The general agreement among critics, however, is that Roach brings the same energy seen in his films Austin Powers, and Meet the Fockers, which makes for a funny, madcap story.

“This may not be the highest achievement of the director’s art — to exceed minimal expectations — but it’s an honorable one, and Roach makes the grade,” wrote Richard Corliss for Time Magazine.

While Peter Howell of the Toronto Star wrote, “In adapting Francis Veber’s 1998 French farce Le Dîner des cons (The Dinner Game), Roach and his writers David Guion and Michael Handelman have completely defanged it.”

The Last Exorcism
Starring: Patrick Fabian, Ashley Bell, Iris Bahr, Louis Herthum, Caleb Jones, Tony Bentley, John Wright
Director: Daniel Stamm

Director Daniel Stamm’s The Last Exorcism follows Reverend Cotton Marcus, played by Patrick Fabian, as he plans the final exorcism of his career while bringing along a documentary crew to film the event.

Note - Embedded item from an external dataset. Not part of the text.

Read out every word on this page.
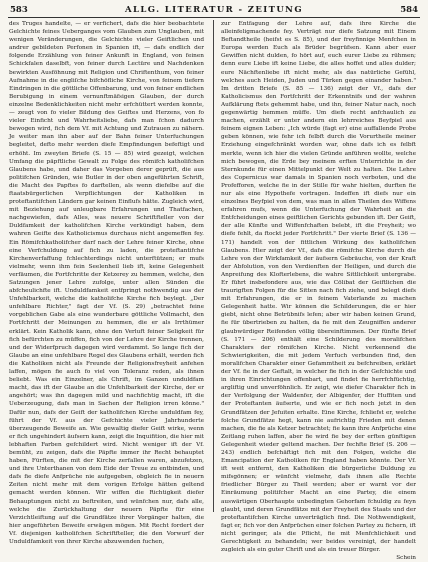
583	ALLG. LITERATUR - ZEITUNG	584

des Truges handelte, — er verfichert, dafs die hier beobachtete Gelchichte feines Ueberganges vom Glauben zum Unglauben, mit wenigen Veränderungen, die Gelchichte vieler Geiftlichen und andrer gebildeten Perfonen in Spanien ift, — dafs endlich der folgende Erzählung von feiner Ankunft in England, von feinen Schickfalen daselbft, von feiner durch Lectüre und Nachdenken bewirkten Ausföhnung mit Religion und Chriftenthum, von feiner Aufnahme in die engliſche bifchöfliche Kirche, von feinem tiefern Eindringen in die göttliche Offenbarung, und von feiner endlichen Berubigung in einem vernunftmäfsigen Glauben, der durch einzelne Bedenklichkeiten nicht mehr erfchüttert werden konnte, — zeugt von fo vieler Bildung des Geiftes und Herzens, von fo vieler Einficht und Wahrheitsliebe, dafs man fchon dadurch bewogen wird, fich dem Vf. mit Achtung und Zutrauen zu nähern. Je weiter man ihn aber auf der Bahn feiner Unterfuchungen begleitet, defto mehr werden diefe Empfindungen befeftigt und erhöht. Im zweyten Briefe (S. 15 — 85) wird gezeigt, welchen Umfang die päpftliche Gewalt zu Folge des römifch katholifchen Glaubens habe, und daher das Vorgeben derer geprüft, die aus politifchen Gründen, wie Butler in der oben angeführten Schrift, die Macht des Papftes fo darftellen, als wenn diefelbe auf die ftaatsbürgerlichen Verpflichtungen der Katholiken in proteftantifchen Ländern gar keinen Einflufs hätte. Zugleich wird, mit Beziehung auf unleugbare Erfahrungen und Thatfachen, nachgewiefen, dafs Alles, was neuere Schriftfteller von der Duldfamkeit der katholifchen Kirche verkündigt haben, dem wahren Geifte des Katholicismus durchaus nicht angemeffen fey. Ein Römifchkatholifcher darf nach der Lehre feiner Kirche, ohne eine Verfchuldung auf fich zu laden, die proteftantifche Kirchenverfaffung fchlechterdings nicht unterftützen; er mufs vielmehr, wenn ihm fein Seelenheil lieb ift, keine Gelegenheit verfäumen, die Fortfchritte der Ketzerey zu hemmen, welche, den Satzungen jener Lehre zufolge, unter allen Sünden die abfcheulichfte ift. Unduldfamkeit entfpringt nothwendig aus der Unfehlbarkeit, welche die katholifche Kirche fich beylegt. „Der unfehlbare Richter," fagt der Vf. (S. 29) „betrachtet feine vorgeblichen Gabe als eine wunderbare göttliche Vollmacht, den Fortfchritt der Meinungen zu hemmen, die er als Irrthümer erklärt. Kein Katholik kann, ohne den Verluft feiner Seligkeit für fich befürchten zu müffen, fich von der Lehre der Kirche trennen, und der Widerfpruch dagegen wird verdammt. So lange fich der Glaube an eine unfehlbare Regel des Glaubens erhält, werden fich die Katholiken nicht als Freunde der Religionsfreyheit anfehen laffen, mögen fie auch fo viel von Toleranz reden, als ihnen beliebt. Was ein Einzelner, als Chrift, im Ganzen unduldfam macht, das ift der Glaube an die Unfehlbarkeit der Kirche, der er angehört; was ihn dagegen mild und nachfichtig macht, ift die Ueberzeugung, dafs man in Sachen der Religion irren könne." Dafür nun, dafs der Geift der katholifchen Kirche unduldfam fey, führt der Vf. aus der Gefchichte vieler Jahrhunderte überzeugende Beweife an. Wie gewaltig diefer Geift wirke, wenn er fich ungehindert äufsern kann, zeigt die Inquifition, die hier mit lebhaften Farben gefchildert wird. Nicht weniger ift der Vf. bemüht, zu zeigen, dafs die Päpfte immer ihr Recht behauptet haben, Fürften, die mit der Kirche zerfallen waren, abzufetzen, und ihre Unterthanen von dem Eide der Treue zu entbinden, und dafs fie diefe Anfprüche nie aufgegeben, obgleich fie in neuern Zeiten nicht mehr mit dem vorigen Erfolge hätten geltend gemacht werden können. Wir wiffen die Richtigkeit diefer Behauptungen nicht zu beftreiten, und wünfchen nur, dafs alle, welche die Zurückhaltung der neuern Päpfte für eine Verzichtleiftung auf die Grundfätze ihrer Vorgänger halten, die hier angeführten Beweife erwägen mögen. Mit Recht fordert der Vf. diejenigen katholifchen Schriftfteller, die den Vorwurf der Unduldfamkeit von ihrer Kirche abzuwenden fuchen,

zur Entfagung der Lehre auf, dafs ihre Kirche die alleinfeligmachende fey. Verträgt nur diefe Satzung mit Einem Beftandtheile (heifst es S. 85), und der freyfinnige Menfchen in Europa werden Euch als Brüder begrüfsen. Kann aber euer Gewiffen nicht dulden, fo hört auf, euch eurer Liebe zu rühmen; denn eure Liebe ift keine Liebe, die alles hoffet und alles dulder; eure Nächftenliebe ift nicht mehr, als das natürliche Gefühl, welches auch Heiden, Juden und Türken gegen einander haben." Im dritten Briefe (S. 85 — 136) zeigt der Vf., dafs der Katholicismus den Fortfchritt der Erkenntnifs und der wahren Aufklärung ftets gehemmt habe, und ihn, feiner Natur nach, noch gegenwärtig hemmen müffe. Um diefs recht anfchaulich zu machen, erzählt er unter andern ein lehrreiches Beyfpiel aus feinem eignen Leben: „Ich würde (fagt er) eine auffallende Probe geben können, wie fehr ich felbft durch die Vorurtheile meiner Erziehung eingefchränkt worden war, ohne dafs ich es felbft merkte, wenn ich hier die vielen Gründe anführen wollte, welche mich bewogen, die Erde bey meinem erften Unterrichte in der Sternkunde für einen Mittelpunkt der Welt zu halten. Die Lehre des Copernicus war damals in Spanien noch verboten, und die Profefforen, welche fie in der Stille für wahr hielten, durften fie nur als eine Hypothefe vortragen. Indeffen ift diefs nur ein einzelnes Beyfpiel von dem, was man in allen Theilen des Wiffens erfahren mufs, wenn die Unterfuchung der Wahrheit an die Entfcheidungen eines geiftlichen Gerichts gebunden ift. Der Geift, der alle Künfte und Wiffenfchaften belebt, ift die Freyheit; wo diefe fehlt, da ftockt jeder Fortfchritt." Der vierte Brief (S. 136 — 171) handelt von der fittlichen Wirkung des katholifchen Glaubens. Hier zeigt der Vf., dafs die römifche Kirche durch die Lehre von der Wirkfamkeit der äufsern Gebräuche, von der Kraft der Abfolution, von den Verdienften der Heiligen, und durch die Anpreifung des Klofterlebens, die wahre Sittlichkeit untergrabe. Er führt insbefondere aus, wie das Cölibat der Geiftlichen die traurigften Folgen für die Sitten nach fich ziehe, und belegt diefs mit Erfahrungen, die er in feinem Vaterlande zu machen Gelegenheit hatte. Wir können die Schilderungen, die er hier giebt, nicht ohne Betrübnifs lefen; aber wir haben keinen Grund, fie für übertrieben zu halten, da fie mit den Zeugniffen anderer glaubwürdiger Reifenden völlig übereinftimmen. Der fünfte Brief (S. 171 — 206) enthält eine Schilderung des moralifchen Charakters der römifchen Kirche. Nicht verkennend die Schwierigkeiten, die mit jedem Verfuch verbunden find, den moralifchen Charakter einer Gefammtheit zu befchreiben, erklärt der Vf. fie in der Geftalt, in welcher fie fich in der Gefchichte und in ihren Einrichtungen offenbart, und findet fie herrfchfüchtig, argliftig und unverföhnlich. Er zeigt, wie diefer Charakter fich in der Verfolgung der Waldenfer, der Albigenfer, der Huffiten und der Proteftanten äufserte, und wie er fich noch jetzt in den Grundfätzen der Jefuiten erhalte. Eine Kirche, fchliefst er, welche folche Grundfätze hegt, kann nie aufrichtig Frieden mit denen machen, die fie als Ketzer betrachtet; fie kann ihre Anfprüche eine Zeitlang ruhen laffen, aber fie wird fie bey der erften günftigen Gelegenheit wieder geltend machen. Der fechfte Brief (S. 206 — 243) endlich befchäftigt fich mit den Folgen, welche die Emancipation der Katholiken für England haben könnte. Der Vf. ift weit entfernt, den Katholiken die bürgerliche Duldung zu mifsgönnen; er wünfcht vielmehr, dafs ihnen alle Rechte friedlicher Bürger zu Theil werden; aber er warnt vor der Einräumung politifcher Macht an eine Partey, die einem auswärtigen Oberhaupte unbedingten Gehorfam fchuldig zu feyn glaubt, und deren Grundfätze mit der Freyheit des Staats und der proteftantifchen Kirche unverträglich find. Die Nothwendigkeit, fagt er, fich vor den Anfprüchen einer folchen Partey zu fichern, ift nicht geringer, als die Pflicht, fie mit Menfchlichkeit und Gerechtigkeit zu behandeln; wer beides vereinigt, der handelt zugleich als ein guter Chrift und als ein treuer Bürger.

Schein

Although the reverend thinks the exorcism will be another useless visitation to a crazed religious fanatic, he plans to confess how he has ripped off the faithful over the years. Little does he know though that he’s about to face true evil in the face of the young Nell, played by Ashley Bell.

Earning respectable praise from a number of critics, The Last Exorcism looks like it might have more than a little in common with the recent reality-inspired film Paranormal Activity, but the majority of critics say it’s just not as scary.

Jesse Singal of the Boston Globe wrote, “It’s like director Daniel Stamm and his crew realized they were treading awfully close to making a film with real depth and edge that horror audiences might hate, and they just couldn’t pull the trigger”

Backing that idea up, John Anderson of Variety pointed out, “The Last Exorcism makes first-rate use of religious doubt and religious extremism to concoct a novel horror-thriller clever enough to seduce unbelievers while satisfying the bloodlust of its congregation/fanbase.”